Cross Country (Alex Cross 14) - Page 62

Then I saw a shovel sitting unattended outside somebody’s hut. I took it and kept moving.

It was just past sunset, a time when everything looked tinted with blue, and sound carried. Maybe he heard me, because he turned around. I ducked out of sight, or at least I hoped so.

The huts along the footpath were packed in tightly. I wedged myself into a foot-wide gap between two of them. The walls on either side were crude mud-brick. They grated on my arms as I tried to push my way through and get the Tiger back in sight.

I had made it about halfway, when one of his young thugs stepped out into the alley.

He didn’t move. He just shouted something in Yoruban.

When I looked over my shoulder, Houston Rockets was at the other end of the alley. I could see the white of his grin but not his eyes in the dim half-light.

“It’s him,” he called out in a high-pitched voice, almost a giggle. “The American cop!”

Something slammed hard into the wall inside the hut. The entire hut buckled, and large chunks of dried mud fell into the alley.

“Again!” Houston Rockets yelled.

I realized what was happening—they meant to crush me in the narrow passageway.

The whole wall exploded then. Bricks and debris and dirt poured down on my head and shoulders.

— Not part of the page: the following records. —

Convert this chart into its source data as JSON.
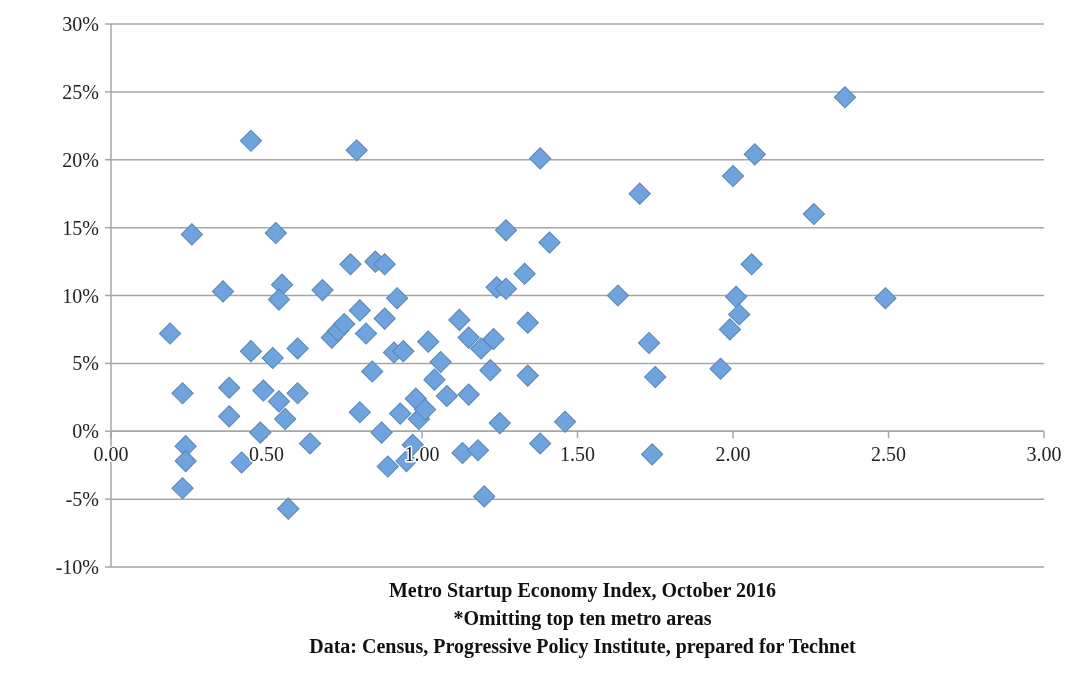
{
  "chart_data": {
    "type": "scatter",
    "xlabel": "Metro Startup Economy Index, October 2016",
    "annotations": [
      "*Omitting top ten metro areas",
      "Data: Census, Progressive Policy Institute, prepared for Technet"
    ],
    "xlim": [
      0,
      3
    ],
    "xticks": [
      {
        "value": 0,
        "label": "0.00"
      },
      {
        "value": 0.5,
        "label": "0.50"
      },
      {
        "value": 1,
        "label": "1.00"
      },
      {
        "value": 1.5,
        "label": "1.50"
      },
      {
        "value": 2,
        "label": "2.00"
      },
      {
        "value": 2.5,
        "label": "2.50"
      },
      {
        "value": 3,
        "label": "3.00"
      }
    ],
    "ylim": [
      -10,
      30
    ],
    "yticks": [
      {
        "value": -10,
        "label": "-10%"
      },
      {
        "value": -5,
        "label": "-5%"
      },
      {
        "value": 0,
        "label": "0%"
      },
      {
        "value": 5,
        "label": "5%"
      },
      {
        "value": 10,
        "label": "10%"
      },
      {
        "value": 15,
        "label": "15%"
      },
      {
        "value": 20,
        "label": "20%"
      },
      {
        "value": 25,
        "label": "25%"
      },
      {
        "value": 30,
        "label": "30%"
      }
    ],
    "grid": "y",
    "marker": "diamond",
    "series": [
      {
        "color": "#6fa3de",
        "x": [
          0.19,
          0.23,
          0.24,
          0.24,
          0.23,
          0.26,
          0.36,
          0.38,
          0.38,
          0.42,
          0.45,
          0.45,
          0.48,
          0.49,
          0.52,
          0.53,
          0.55,
          0.54,
          0.54,
          0.56,
          0.57,
          0.6,
          0.6,
          0.64,
          0.68,
          0.71,
          0.73,
          0.75,
          0.77,
          0.8,
          0.82,
          0.79,
          0.8,
          0.84,
          0.85,
          0.88,
          0.88,
          0.87,
          0.89,
          0.92,
          0.91,
          0.94,
          0.93,
          0.97,
          0.95,
          0.98,
          0.99,
          1.01,
          1.02,
          1.04,
          1.06,
          1.08,
          1.12,
          1.13,
          1.15,
          1.15,
          1.19,
          1.18,
          1.2,
          1.22,
          1.23,
          1.24,
          1.27,
          1.25,
          1.27,
          1.33,
          1.34,
          1.34,
          1.38,
          1.38,
          1.41,
          1.46,
          1.63,
          1.7,
          1.73,
          1.75,
          1.74,
          1.96,
          1.99,
          2,
          2.01,
          2.02,
          2.06,
          2.07,
          2.26,
          2.36,
          2.49
        ],
        "values": [
          7.2,
          2.8,
          -1.1,
          -2.2,
          -4.2,
          14.5,
          10.3,
          3.2,
          1.1,
          -2.3,
          21.4,
          5.9,
          -0.1,
          3,
          5.4,
          14.6,
          10.8,
          9.7,
          2.2,
          0.9,
          -5.7,
          6.1,
          2.8,
          -0.9,
          10.4,
          6.9,
          7.4,
          7.9,
          12.3,
          8.9,
          7.2,
          20.7,
          1.4,
          4.4,
          12.5,
          12.3,
          8.3,
          -0.1,
          -2.6,
          9.8,
          5.8,
          5.9,
          1.3,
          -1,
          -2.2,
          2.4,
          0.9,
          1.6,
          6.6,
          3.8,
          5.1,
          2.6,
          8.2,
          -1.6,
          6.9,
          2.7,
          6.1,
          -1.4,
          -4.8,
          4.5,
          6.8,
          10.6,
          10.5,
          0.6,
          14.8,
          11.6,
          8,
          4.1,
          20.1,
          -0.9,
          13.9,
          0.7,
          10,
          17.5,
          6.5,
          4,
          -1.7,
          4.6,
          7.5,
          18.8,
          9.9,
          8.6,
          12.3,
          20.4,
          16,
          24.6,
          9.8
        ]
      }
    ]
  }
}
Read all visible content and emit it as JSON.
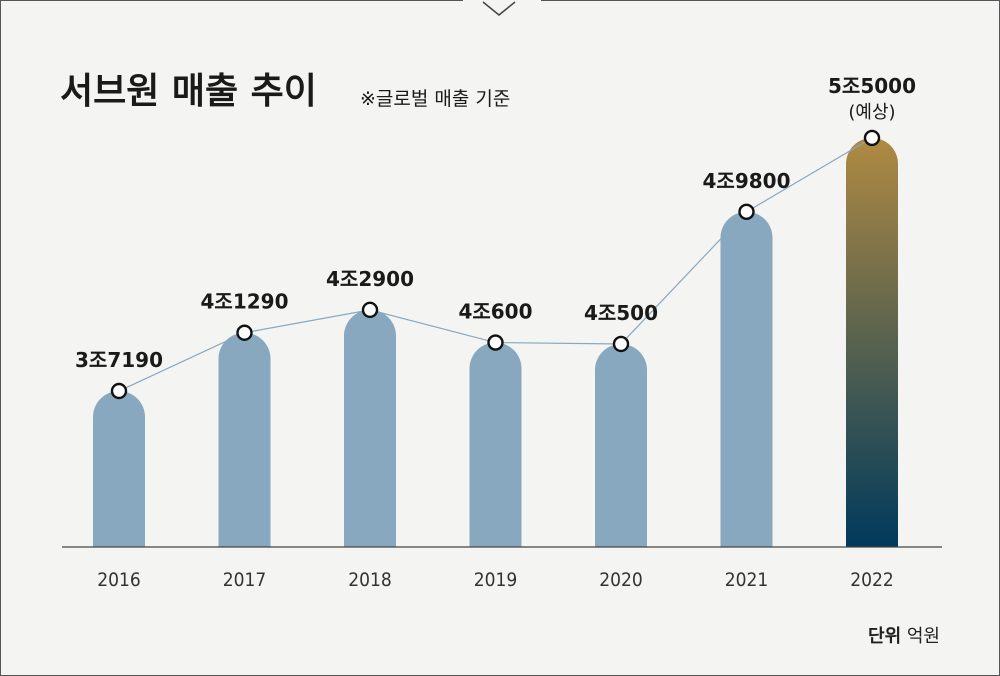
{
  "title": "서브원 매출 추이",
  "subtitle": "※글로벌 매출 기준",
  "unit": {
    "label": "단위",
    "value": "억원"
  },
  "colors": {
    "bar": "#87a8bf",
    "highlight_top": "#b08a42",
    "highlight_bottom": "#003a5c",
    "line": "#87a8bf",
    "axis": "#444444"
  },
  "chart_data": {
    "type": "bar",
    "categories": [
      "2016",
      "2017",
      "2018",
      "2019",
      "2020",
      "2021",
      "2022"
    ],
    "values": [
      37190,
      41290,
      42900,
      40600,
      40500,
      49800,
      55000
    ],
    "value_labels": [
      "3조7190",
      "4조1290",
      "4조2900",
      "4조600",
      "4조500",
      "4조9800",
      "5조5000"
    ],
    "notes": [
      "",
      "",
      "",
      "",
      "",
      "",
      "(예상)"
    ],
    "highlight_index": 6,
    "line_overlay": true
  }
}
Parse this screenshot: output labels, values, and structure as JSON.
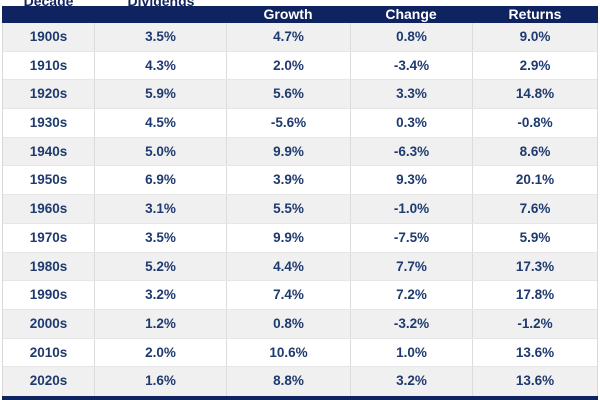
{
  "chart_data": {
    "type": "table",
    "columns": [
      "Decade",
      "Dividends",
      "Growth",
      "Change",
      "Returns"
    ],
    "rows": [
      [
        "1900s",
        "3.5%",
        "4.7%",
        "0.8%",
        "9.0%"
      ],
      [
        "1910s",
        "4.3%",
        "2.0%",
        "-3.4%",
        "2.9%"
      ],
      [
        "1920s",
        "5.9%",
        "5.6%",
        "3.3%",
        "14.8%"
      ],
      [
        "1930s",
        "4.5%",
        "-5.6%",
        "0.3%",
        "-0.8%"
      ],
      [
        "1940s",
        "5.0%",
        "9.9%",
        "-6.3%",
        "8.6%"
      ],
      [
        "1950s",
        "6.9%",
        "3.9%",
        "9.3%",
        "20.1%"
      ],
      [
        "1960s",
        "3.1%",
        "5.5%",
        "-1.0%",
        "7.6%"
      ],
      [
        "1970s",
        "3.5%",
        "9.9%",
        "-7.5%",
        "5.9%"
      ],
      [
        "1980s",
        "5.2%",
        "4.4%",
        "7.7%",
        "17.3%"
      ],
      [
        "1990s",
        "3.2%",
        "7.4%",
        "7.2%",
        "17.8%"
      ],
      [
        "2000s",
        "1.2%",
        "0.8%",
        "-3.2%",
        "-1.2%"
      ],
      [
        "2010s",
        "2.0%",
        "10.6%",
        "1.0%",
        "13.6%"
      ],
      [
        "2020s",
        "1.6%",
        "8.8%",
        "3.2%",
        "13.6%"
      ]
    ],
    "layout": {
      "note": "top header row cropped mid-text; only bottoms of first two column labels visible",
      "alternating_row_shading": true
    }
  },
  "header": {
    "partial_labels": {
      "decade": "Decade",
      "dividends": "Dividends"
    },
    "band_labels": {
      "growth": "Growth",
      "change": "Change",
      "returns": "Returns"
    }
  },
  "colors": {
    "header_band": "#0e2360",
    "cell_text": "#1e3a6e",
    "alt_row_bg": "#f0f0f1",
    "divider": "#d9d9d9",
    "bottom_bar": "#0e2360"
  }
}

I waded forward, took a hard swing, and struck the nearest punk with my shovel.

And then—I found myself face-to-face with the Tiger.

Chapter 92

“NOW YOU WILL die,” he said to me matter-of-factly, as if the deed were a foregone conclusion.

I didn’t doubt that he was telling the truth.

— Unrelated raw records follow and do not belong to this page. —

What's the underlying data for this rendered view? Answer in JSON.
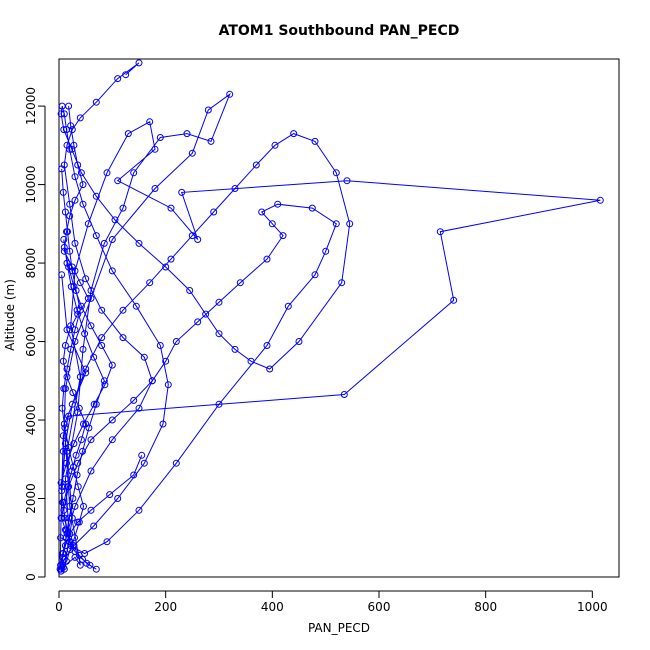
{
  "chart_data": {
    "type": "line",
    "title": "ATOM1 Southbound PAN_PECD",
    "xlabel": "PAN_PECD",
    "ylabel": "Altitude (m)",
    "xlim": [
      0,
      1050
    ],
    "ylim": [
      0,
      13200
    ],
    "xticks": [
      0,
      200,
      400,
      600,
      800,
      1000
    ],
    "yticks": [
      0,
      2000,
      4000,
      6000,
      8000,
      10000,
      12000
    ],
    "xtick_labels": [
      "0",
      "200",
      "400",
      "600",
      "800",
      "1000"
    ],
    "ytick_labels": [
      "0",
      "2000",
      "4000",
      "6000",
      "8000",
      "10000",
      "12000"
    ],
    "grid": false,
    "legend": "none",
    "color": "#0000ff",
    "marker": "open-circle",
    "series": [
      {
        "x": [
          10,
          25,
          15,
          40,
          22,
          30,
          55,
          90,
          130,
          170,
          180,
          110,
          210,
          260,
          230,
          540,
          1015,
          715,
          740,
          535,
          18,
          8,
          5,
          3,
          20,
          12,
          35,
          45,
          60,
          85,
          120,
          140,
          190,
          240,
          285,
          320,
          280,
          250,
          180,
          100,
          60,
          30,
          12,
          8,
          4,
          2,
          30,
          40,
          20,
          10,
          50,
          15,
          5
        ],
        "y": [
          200,
          1500,
          3200,
          5100,
          6400,
          7800,
          9000,
          10300,
          11300,
          11600,
          10900,
          10100,
          9400,
          8600,
          9800,
          10100,
          9600,
          8800,
          7050,
          4650,
          4100,
          3600,
          2200,
          1000,
          900,
          2500,
          4200,
          5800,
          7300,
          8500,
          9400,
          10300,
          11200,
          11300,
          11100,
          12300,
          11900,
          10800,
          9900,
          8600,
          7100,
          6000,
          4800,
          3200,
          1500,
          200,
          500,
          300,
          1800,
          3900,
          5200,
          6300,
          7700
        ]
      },
      {
        "x": [
          125,
          150,
          110,
          70,
          40,
          25,
          15,
          10,
          20,
          30,
          50,
          80,
          120,
          160,
          175,
          140,
          100,
          60,
          35,
          18,
          9,
          14,
          22,
          48,
          90,
          150,
          220,
          300,
          390,
          430,
          480,
          500,
          520,
          475,
          410,
          380,
          400,
          420,
          390,
          340,
          300,
          260,
          220,
          200,
          175,
          150,
          100,
          60,
          30,
          15,
          8,
          5
        ],
        "y": [
          12800,
          13100,
          12700,
          12100,
          11700,
          11400,
          11000,
          10500,
          9500,
          8500,
          7600,
          6800,
          6100,
          5600,
          5000,
          4500,
          4000,
          3500,
          2900,
          2300,
          1700,
          1200,
          800,
          600,
          900,
          1700,
          2900,
          4400,
          5900,
          6900,
          7700,
          8300,
          9000,
          9400,
          9500,
          9300,
          9000,
          8700,
          8100,
          7500,
          7000,
          6500,
          6000,
          5500,
          5000,
          4300,
          3500,
          2700,
          1800,
          1100,
          600,
          300
        ]
      },
      {
        "x": [
          155,
          140,
          95,
          60,
          35,
          20,
          12,
          7,
          4,
          10,
          28,
          65,
          110,
          160,
          195,
          205,
          190,
          145,
          100,
          70,
          45,
          30,
          20,
          14,
          10,
          6,
          4,
          9,
          24,
          42,
          70,
          105,
          150,
          200,
          245,
          275,
          300,
          330,
          360,
          395,
          450,
          530,
          545,
          520,
          480,
          440,
          405,
          370,
          330,
          290,
          250,
          210,
          170,
          120,
          80,
          50,
          25,
          12,
          6
        ],
        "y": [
          3100,
          2600,
          2100,
          1700,
          1400,
          1100,
          800,
          500,
          200,
          450,
          800,
          1300,
          2000,
          2900,
          3900,
          4900,
          5900,
          6900,
          7800,
          8700,
          9500,
          10200,
          10900,
          11400,
          11800,
          12000,
          11800,
          11400,
          10900,
          10300,
          9700,
          9100,
          8500,
          7900,
          7300,
          6700,
          6200,
          5800,
          5500,
          5300,
          6000,
          7500,
          9000,
          10300,
          11100,
          11300,
          11000,
          10500,
          9900,
          9300,
          8700,
          8100,
          7500,
          6800,
          6100,
          5300,
          4400,
          3400,
          2300
        ]
      },
      {
        "x": [
          18,
          22,
          28,
          35,
          45,
          30,
          20,
          14,
          10,
          25,
          40,
          55,
          35,
          20,
          12,
          8,
          15,
          26,
          38,
          50,
          42,
          32,
          24,
          16,
          9,
          5,
          12,
          20,
          30,
          44,
          58,
          70,
          52,
          38,
          26,
          17,
          11,
          7,
          4,
          14,
          28,
          46,
          66,
          86,
          100,
          80,
          60,
          42,
          28,
          18,
          10
        ],
        "y": [
          12000,
          11500,
          11000,
          10500,
          10000,
          9600,
          9200,
          8800,
          8300,
          7900,
          7500,
          7100,
          6700,
          6300,
          5900,
          5500,
          5100,
          4700,
          4300,
          3900,
          3500,
          3100,
          2700,
          2300,
          1900,
          1500,
          1200,
          900,
          650,
          450,
          300,
          200,
          350,
          550,
          800,
          1100,
          1500,
          1900,
          2400,
          2900,
          3400,
          3900,
          4400,
          4900,
          5400,
          5900,
          6400,
          6900,
          7400,
          7900,
          8400
        ]
      },
      {
        "x": [
          5,
          8,
          12,
          16,
          20,
          25,
          32,
          40,
          30,
          22,
          15,
          9,
          6,
          11,
          18,
          27,
          36,
          46,
          38,
          29,
          21,
          14,
          8,
          4,
          3,
          7,
          13,
          19,
          26,
          34,
          44,
          56,
          70,
          85,
          65,
          48,
          34,
          23,
          15,
          9
        ],
        "y": [
          10400,
          9800,
          9300,
          8800,
          8300,
          7800,
          7300,
          6800,
          6300,
          5800,
          5300,
          4800,
          4300,
          3800,
          3300,
          2800,
          2300,
          1800,
          1400,
          1000,
          700,
          400,
          250,
          150,
          300,
          600,
          1000,
          1500,
          2000,
          2600,
          3200,
          3800,
          4400,
          5000,
          5600,
          6200,
          6800,
          7400,
          8000,
          8600
        ]
      }
    ]
  }
}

He looked incredibly calm, his eyes barely registering emotion as he reached forward and grabbed me by the arm and throat. My only thought was to hold on to the shovel, and to swing it if I got the chance.

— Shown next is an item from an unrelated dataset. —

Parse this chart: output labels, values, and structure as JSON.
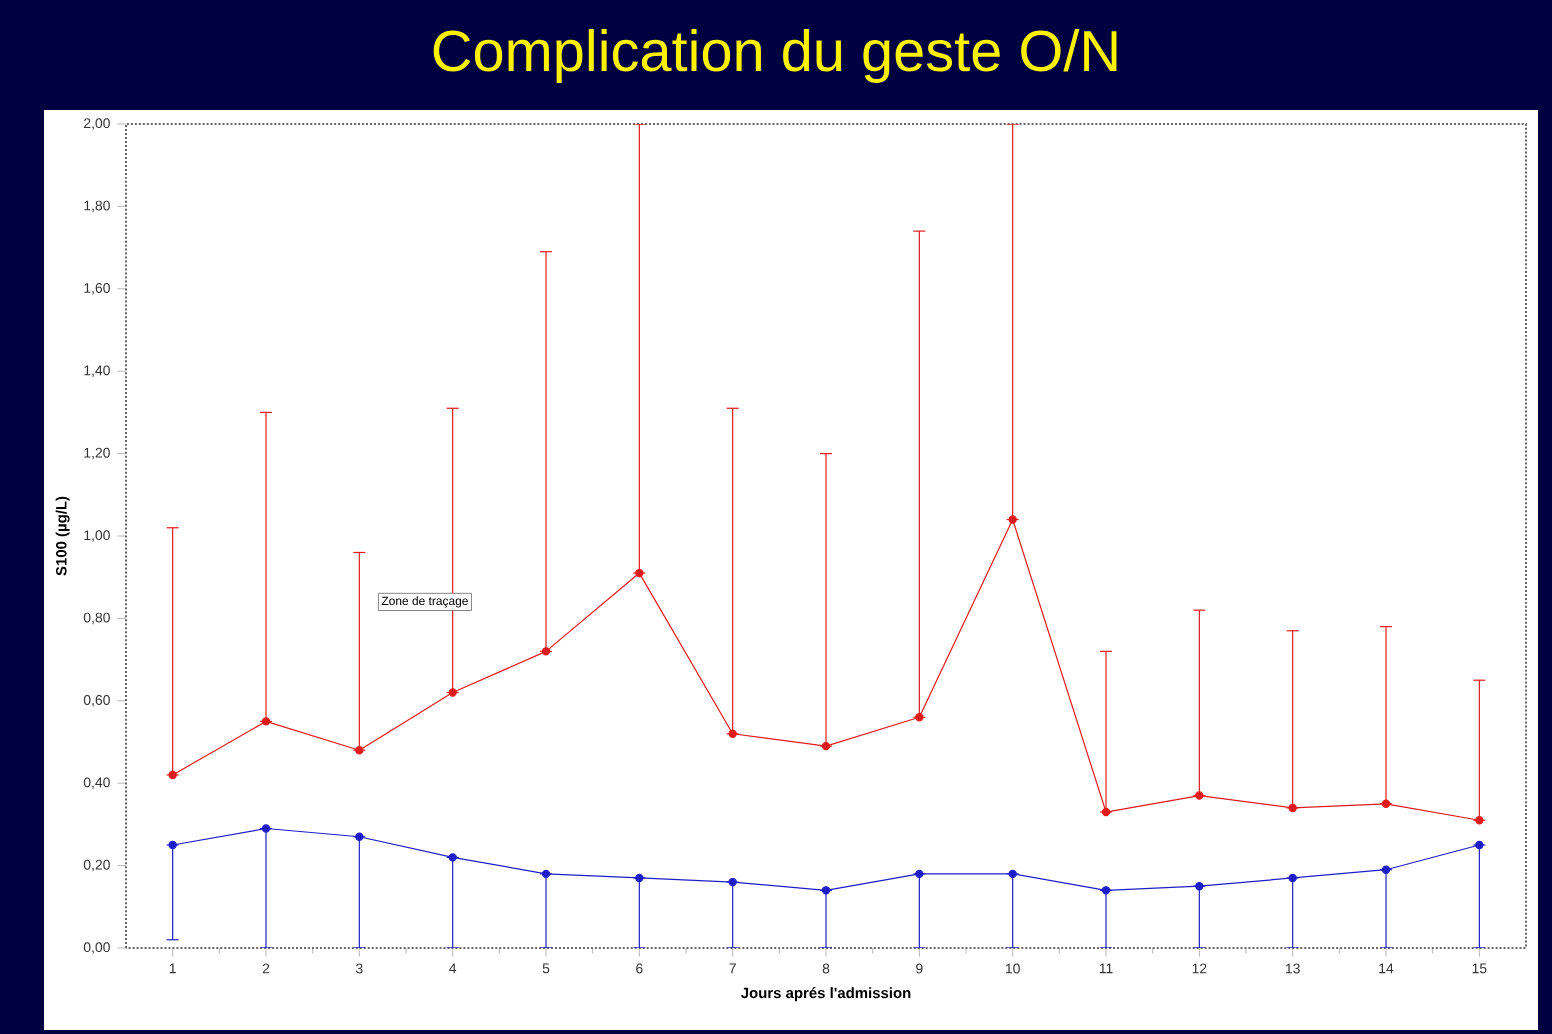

He threw me back down the alley as easily as if I were a child. No, a child’s doll. I landed hard on splintering wood and plaster. Something sharp sliced into my back.

I registered Houston Rockets blocking the other escape route. There was nowhere for me to run.

The Tiger came charging at me. So I swung the shovel as hard as I could, going for the bastard’s knees.

The shovel head connected—not a home run, but maybe a double. The Tiger buckled, but he didn’t go down. Unbelievable. I’d hit him in the kneecaps and there he stood, glowering at me.

“That’s all you have?” he said.

It was as though he didn’t feel anything at all. So I raised the shovel again and struck his left arm. He must have been hurt, but he didn’t show it, his face revealing no more emotion than a wall of slate.

“Now—my turn,” he said. “Can you take a punch?”

Suddenly a floodlight hit my eyes. There were voices behind it. Who was there?

“Ne bouge pas!”

I heard footsteps scuffing on the dirt and the metallic rustle of guns. Suddenly, green-helmeted AU soldiers were in the alley with us, three of them.

“Laisse la tomber!” one of the soldiers yelled.

It took a second to realize I was just as much a suspect here as the Tiger. Or, worse—maybe I was the only suspect.

I dropped the shovel and didn’t wait for any more questions. “This man is wanted in the United States and Nigeria for murder. I’m a policeman.”